According to a story published on the topic by NewsWise, “He is a professor of clinical biomedical science in the Charles E. Schmidt College of Medicine and a professor in the Christine E. Lynn College of Nursing at Florida Atlantic University. He also serves as the associate dean for clinical research in the Schmidt College of Medicine and medical director of the Louis and Anne Green Memory and Wellness Center at FAU.”
Galvin has led efforts to develop a number of dementia screening tools, including the Quick Dementia Rating System (QDRS), AD8, a brief informant interview to translate research findings to community settings. He has done cross-cultural validation of dementia screening methods in comparison with Gold Standard clinical evaluations and biomarker assays. His team also has developed sophisticated statistical models to explore transition points in clinical, cognitive, functional, behavioral and biological markers of disease in healthy aging, mild cognitive impairment, Alzheimer disease, and Parkinson’s disease.
Galvin also is one of the leading international experts on “Lewy Body disease” (LBD) where patients simultaneously experience losses in cognitive function, mobility and behavior. LBD is the second-most-common degenerative disease after Alzheimer’s disease. LBD affects more than 1.3 million Americans, but is poorly recognized and diagnosis is often significantly delayed. Former celebrity Robin Williams also had this form of dementia, which can cause visual hallucinations and make depression worse.
“The study included 10 people with mild cognitive impairment, subjective cognitive impairment or Alzheimer’s disease. The researchers created personalized multi-faceted treatment programs for each patient, including diet changes, exercise, improved sleep, brain stimulation, drugs and vitamins,” according to a news report published by NewsMax.
The patients were treated for between five and 24 months. All 10 patients showed improvements in thinking and memory, and some were even able to return to work and complete tasks that had become impossible for them as their mental abilities declined, UPI reported.
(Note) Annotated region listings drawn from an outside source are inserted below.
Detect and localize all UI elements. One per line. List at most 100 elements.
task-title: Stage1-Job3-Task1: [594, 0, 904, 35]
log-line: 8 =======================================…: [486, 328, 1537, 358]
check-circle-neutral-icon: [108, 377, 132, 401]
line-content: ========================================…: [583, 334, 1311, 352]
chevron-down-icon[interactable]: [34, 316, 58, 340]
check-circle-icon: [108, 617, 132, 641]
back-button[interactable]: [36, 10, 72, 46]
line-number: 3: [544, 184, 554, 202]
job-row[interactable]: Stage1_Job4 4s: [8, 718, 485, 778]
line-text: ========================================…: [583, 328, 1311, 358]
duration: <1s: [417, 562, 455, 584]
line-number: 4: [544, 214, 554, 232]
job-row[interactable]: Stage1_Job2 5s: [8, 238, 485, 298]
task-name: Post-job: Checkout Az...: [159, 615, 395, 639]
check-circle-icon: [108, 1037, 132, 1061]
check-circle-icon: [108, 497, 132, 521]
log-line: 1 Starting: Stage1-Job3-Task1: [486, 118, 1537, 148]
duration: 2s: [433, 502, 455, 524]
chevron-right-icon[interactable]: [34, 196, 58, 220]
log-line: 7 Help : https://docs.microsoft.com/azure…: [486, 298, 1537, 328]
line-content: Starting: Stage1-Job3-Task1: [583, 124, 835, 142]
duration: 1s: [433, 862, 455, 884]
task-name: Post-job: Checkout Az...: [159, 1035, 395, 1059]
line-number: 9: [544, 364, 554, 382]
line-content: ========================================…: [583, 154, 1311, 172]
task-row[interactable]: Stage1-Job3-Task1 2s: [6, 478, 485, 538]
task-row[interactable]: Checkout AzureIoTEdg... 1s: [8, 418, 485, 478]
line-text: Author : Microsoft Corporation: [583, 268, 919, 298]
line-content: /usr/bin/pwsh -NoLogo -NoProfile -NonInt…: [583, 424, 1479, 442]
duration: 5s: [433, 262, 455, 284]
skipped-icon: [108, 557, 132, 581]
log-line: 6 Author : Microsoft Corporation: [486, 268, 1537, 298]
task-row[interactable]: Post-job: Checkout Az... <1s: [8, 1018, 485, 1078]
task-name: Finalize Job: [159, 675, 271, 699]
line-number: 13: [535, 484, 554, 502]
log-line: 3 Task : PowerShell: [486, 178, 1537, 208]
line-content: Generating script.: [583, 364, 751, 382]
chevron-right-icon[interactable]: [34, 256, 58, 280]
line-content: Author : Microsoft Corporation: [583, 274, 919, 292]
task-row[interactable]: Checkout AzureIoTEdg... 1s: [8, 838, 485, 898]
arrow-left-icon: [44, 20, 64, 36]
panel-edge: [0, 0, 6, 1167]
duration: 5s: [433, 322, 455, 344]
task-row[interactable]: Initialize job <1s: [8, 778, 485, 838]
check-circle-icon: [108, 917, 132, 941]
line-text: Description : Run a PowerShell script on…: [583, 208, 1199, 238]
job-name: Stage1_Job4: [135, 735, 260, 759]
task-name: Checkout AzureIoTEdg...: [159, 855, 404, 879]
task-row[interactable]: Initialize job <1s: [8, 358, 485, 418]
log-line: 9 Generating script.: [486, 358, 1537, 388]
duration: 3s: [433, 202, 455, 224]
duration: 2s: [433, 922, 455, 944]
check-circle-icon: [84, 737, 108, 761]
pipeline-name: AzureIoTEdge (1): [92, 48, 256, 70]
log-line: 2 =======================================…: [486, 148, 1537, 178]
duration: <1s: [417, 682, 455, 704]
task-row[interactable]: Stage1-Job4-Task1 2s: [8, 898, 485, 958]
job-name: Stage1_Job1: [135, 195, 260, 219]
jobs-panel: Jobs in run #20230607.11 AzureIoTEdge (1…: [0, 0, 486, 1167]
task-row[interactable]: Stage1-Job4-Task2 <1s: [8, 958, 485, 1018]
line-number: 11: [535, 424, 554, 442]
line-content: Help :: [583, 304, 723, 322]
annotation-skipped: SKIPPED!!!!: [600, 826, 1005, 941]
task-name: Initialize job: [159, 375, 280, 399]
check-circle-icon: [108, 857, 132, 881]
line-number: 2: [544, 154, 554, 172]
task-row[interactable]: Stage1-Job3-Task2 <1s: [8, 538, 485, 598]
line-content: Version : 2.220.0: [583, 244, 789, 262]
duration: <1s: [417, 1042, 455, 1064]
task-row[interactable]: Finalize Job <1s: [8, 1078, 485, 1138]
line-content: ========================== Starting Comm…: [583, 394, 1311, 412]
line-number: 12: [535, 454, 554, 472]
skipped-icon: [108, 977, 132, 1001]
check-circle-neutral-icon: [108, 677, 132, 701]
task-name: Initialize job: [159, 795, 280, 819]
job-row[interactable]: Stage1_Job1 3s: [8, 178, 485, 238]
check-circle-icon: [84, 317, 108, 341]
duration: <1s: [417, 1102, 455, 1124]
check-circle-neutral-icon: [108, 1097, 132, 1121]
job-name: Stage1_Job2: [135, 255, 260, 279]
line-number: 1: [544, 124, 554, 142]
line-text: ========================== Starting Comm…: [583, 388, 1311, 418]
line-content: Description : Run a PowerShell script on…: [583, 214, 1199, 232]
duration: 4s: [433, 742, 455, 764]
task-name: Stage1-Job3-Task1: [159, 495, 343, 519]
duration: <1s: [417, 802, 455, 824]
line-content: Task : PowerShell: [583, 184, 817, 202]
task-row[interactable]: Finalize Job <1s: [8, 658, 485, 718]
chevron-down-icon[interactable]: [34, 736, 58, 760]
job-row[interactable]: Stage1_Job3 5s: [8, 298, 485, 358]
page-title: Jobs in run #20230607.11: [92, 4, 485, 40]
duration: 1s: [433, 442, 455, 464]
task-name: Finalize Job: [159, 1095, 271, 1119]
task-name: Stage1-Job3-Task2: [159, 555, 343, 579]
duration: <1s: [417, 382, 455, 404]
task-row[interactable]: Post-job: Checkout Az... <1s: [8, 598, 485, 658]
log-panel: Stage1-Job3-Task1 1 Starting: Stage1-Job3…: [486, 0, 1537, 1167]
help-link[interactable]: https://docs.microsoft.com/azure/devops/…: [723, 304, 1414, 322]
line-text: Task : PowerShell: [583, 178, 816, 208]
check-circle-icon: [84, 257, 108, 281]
“The magnitude of improvement in these 10 patients is unprecedented, providing additional objective evidence that this programmatic approach to cognitive decline is highly effective,” Dr. Dale Bredesen, a professor at the Buck Institute and the University of California Los Angeles, said in a news release.
A report published in Green Rush Daily said, “Those suffering from the disease experience mental confusion, difficulty thinking and understanding, mood swings, loss of appetite, and a plethora of other symptoms. Currently, no cure exists, although the use of medical marijuana has been shown to relieve these symptoms.”
Positive Results in Memory Restoration in Alzheimer’s Disease
Researchers have discovered that THC can protect the brain from degeneration, as well as ease the symptoms of Alzheimer’s Doctors believe protein fragments known as beta-amyloid is the cause of Alzheimer’s disease. These protein fragments destroy synapses and eventually forms clumps together into plaque that leads to nerve cell death.
Brain cells, in particular, need a lot of energy to be able to communicate with each other and with other parts of the body. So when mitochondria are strong, the function of brain cells will improve. Doctors also believe Alzheimer’s disease is a result of brain inflammation. Cannabis is one of the most effect anti-inflammatories in medicine, and it is a safer alternative to prescription drugs.